Mittwoch, 20. November 2024

Von Zauberern, Entertainern und Politikern

Auf den großen Bühnen dieser Welt stehen Frauen und Männer, die ihren Zuschauern etwas präsentieren. Ob sie nun ein Lied singen, große Reden schwingen oder etwas Artistisches vorführen - in jedem Fall kommt man zur Unterhaltung. Vielleicht ist es ein Zeitvertreib, eine Anregung oder das Staunen über irgendeine Leistung – jedenfalls sind wir im Normalfall freiwillig dort und lassen die Darbietung auf uns wirken.

Zauberer, Entertainer, Politiker

Dabei kann man diese Veranstaltung grundsätzlich in Zauberei und Entertainment unterteilen. Bei der reinen Unterhaltung ist alles offensichtlich, da ist kein Trick dabei, alles ist so zu verstehen, wie man es sieht. Ein Orchester arbeitet sich durch die Partitur, die entstehende Musik ist handgemachter Klang nach bestimmten Regeln und Vorgaben. Keine Überraschung, kein Hinterfragen der Entstehung. Nur wer es ganz genau nimmt, kann sich mit Musiktheorie oder gar der Physik der Tonerzeugung beschäftigen.

Ganz anders bei der Zauberei: Hier sehen und erleben wir etwas, was der Erfahrungswelt widerspricht. Ein Gegenstand verschwindet, ein anderer taucht unvermittelt auf, Waffen scheinen keine Verletzungen hervorzurufen. Doch das alles ist natürlich nicht echt, es gibt Tricks, mit denen der vermeintliche Magier uns nur vorgaukelt, dass so seltsame Sachen passieren.
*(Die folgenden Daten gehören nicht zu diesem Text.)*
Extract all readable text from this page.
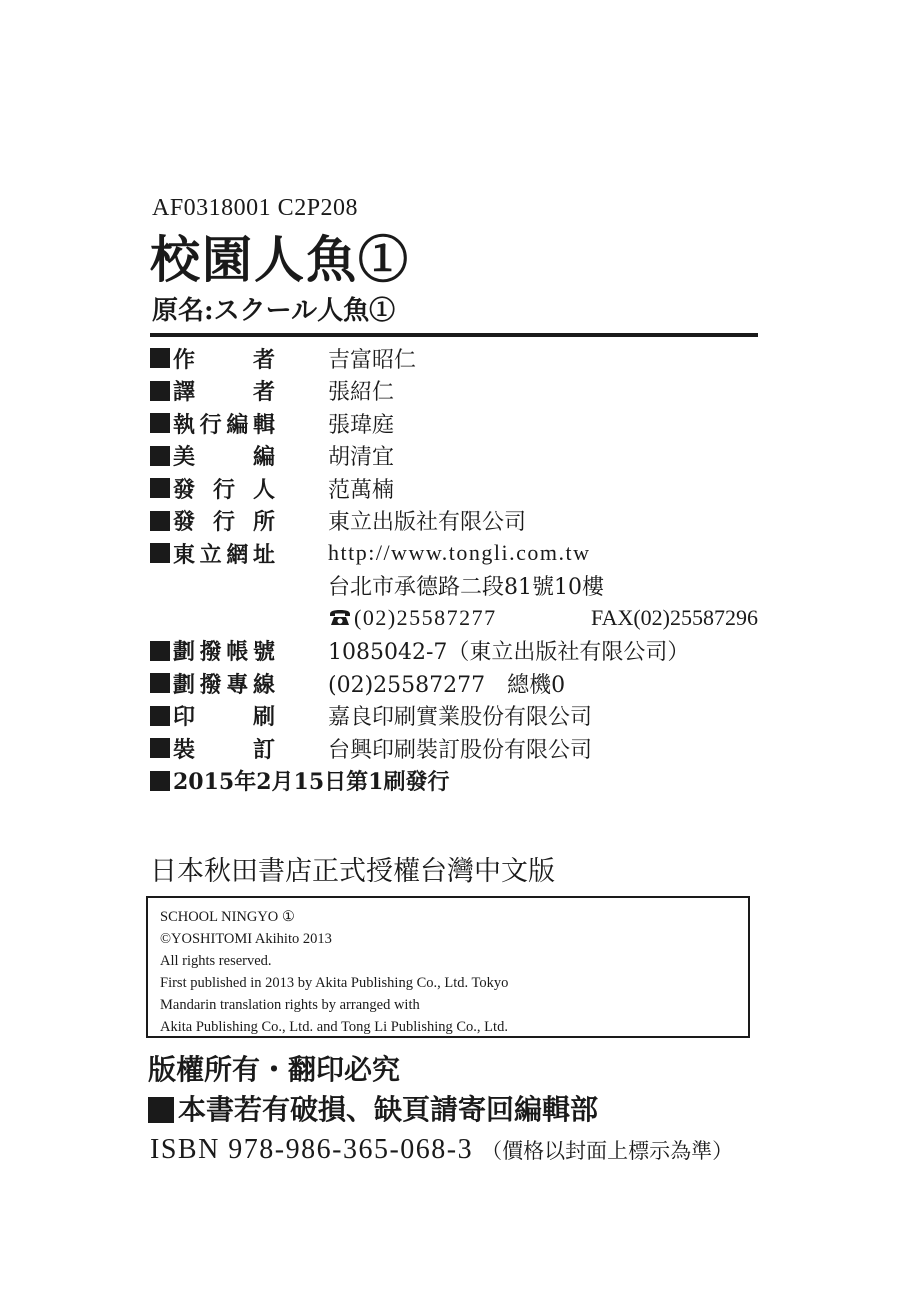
AF0318001 C2P208
校園人魚①
原名:スクール人魚①
作　　者 吉富昭仁
譯　　者 張紹仁
執行編輯 張瑋庭
美　　編 胡清宜
發 行 人 范萬楠
發 行 所 東立出版社有限公司
東立網址 http://www.tongli.com.tw
台北市承德路二段81號10樓
(02)25587277	FAX(02)25587296
劃撥帳號 1085042-7（東立出版社有限公司）
劃撥專線 (02)25587277　總機0
印　　刷 嘉良印刷實業股份有限公司
裝　　訂 台興印刷裝訂股份有限公司
2015年2月15日第1刷發行
日本秋田書店正式授權台灣中文版
SCHOOL NINGYO ①
©YOSHITOMI Akihito 2013
All rights reserved.
First published in 2013 by Akita Publishing Co., Ltd. Tokyo
Mandarin translation rights by arranged with
Akita Publishing Co., Ltd. and Tong Li Publishing Co., Ltd.
版權所有・翻印必究
本書若有破損、缺頁請寄回編輯部
ISBN 978-986-365-068-3 （價格以封面上標示為準）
Im Kern funktioniert fast jeder Zaubertrick so, dass der Zuschauer abgelenkt ist und irgendetwas beobachtet, während an anderer Stelle etwas passiert. Man kann das zur Kenntnis nehmen und unter gelungener Illusion ablegen oder sich Gedanken machen, wie der Zauberer das wohl angestellt hat. Und ihn vielleicht sogar vor dem Publikum mit der Enthüllung seiner geheimen Vorgehensweise konfrontieren.

Da denke ich an Politiker: Die eine Fraktion handelt im Verborgenen, die Wähler werden abgelenkt, wir nehmen nur den Ausschnitt wahr, den die politischen Zauberer uns vermitteln wollen. Das läuft irgendwo zwischen unvermeidlicher Hintergrundarbeit, mangelhafter Kommunikation und Klüngelei. Kommt so ein Aspekt entgegen der Planung ans Tageslicht, wird es meist peinlich für die Akteure. Wir haben ihren Zaubertrick enttarnt, zeigen, wie das Kaninchen in den Hut kam oder wieso eine Entscheidung abweichend von einer Mehrheitsmeinung getroffen wurde.

Öffentliche Debatten entstehen, Rücktritte werden gefordert, Entrüstung über das unerhörte Vorgehen. Einem amerikanischen Präsidenten, der Sex mit einer Praktikantin hatte, wurde dies in der lautstark geführten Debatte fast zum Verhängnis. Zwar war der gerichtliche Aspekt sein Meineid, aber dass es überhaupt zu diesem Wellengang kam lag an der Heimlichkeit der Aktion und der moralischen Erwartung, dass ein Präsident so etwas einfach nicht macht. Im Sinne der VIP-Menschen: Die Enttarnung eines Zauberers.

Ganz anders der Antritt von Donald Trump. Als ehemaliger Entertainer versucht er gar nicht, Dinge zu verbergen. Dass er mit einer Pornodarstellerin verkehrt und dafür Schweigegeld zahlt, ist allgemein bekannt. Zu keinem Zeitpunkt streitet er das ab, agiert ganz offen und stopft seinen Kritikern mit dem Hinweis auf Privatangelegenheiten und Best-Practice den Mund. Ein Entertainer eben, er unterhält die Wähler und setzt (zumindest an dieser Stelle) nicht auf Täuschung.

An diesen beiden Beispielen kann man zum einen die unterschiedlichen Typen erkennen, auch die aus vermeintlichen Verfehlungen abgeleiteten Reaktionen springen ins Auge. Erfolgreicher und ohne Angst vor Entdeckung und Shitstorm leben die Personen, die sich als Entertainer outen. Getreu dem Motto: Du bekommst was du siehst. Und wenn ich es mir anders überlege, bekommst du etwas anderes. Aber nichts passiert hinter deinem Rücken. Wer andererseits heimlich im Sinne eines Zauberers agiert, muss fortwährend mit Entdeckung und unangenehmem Zur-Rede-stellen rechnen. Und nicht zuletzt die Frage beantworten, warum er es nicht gleich gesagt hat.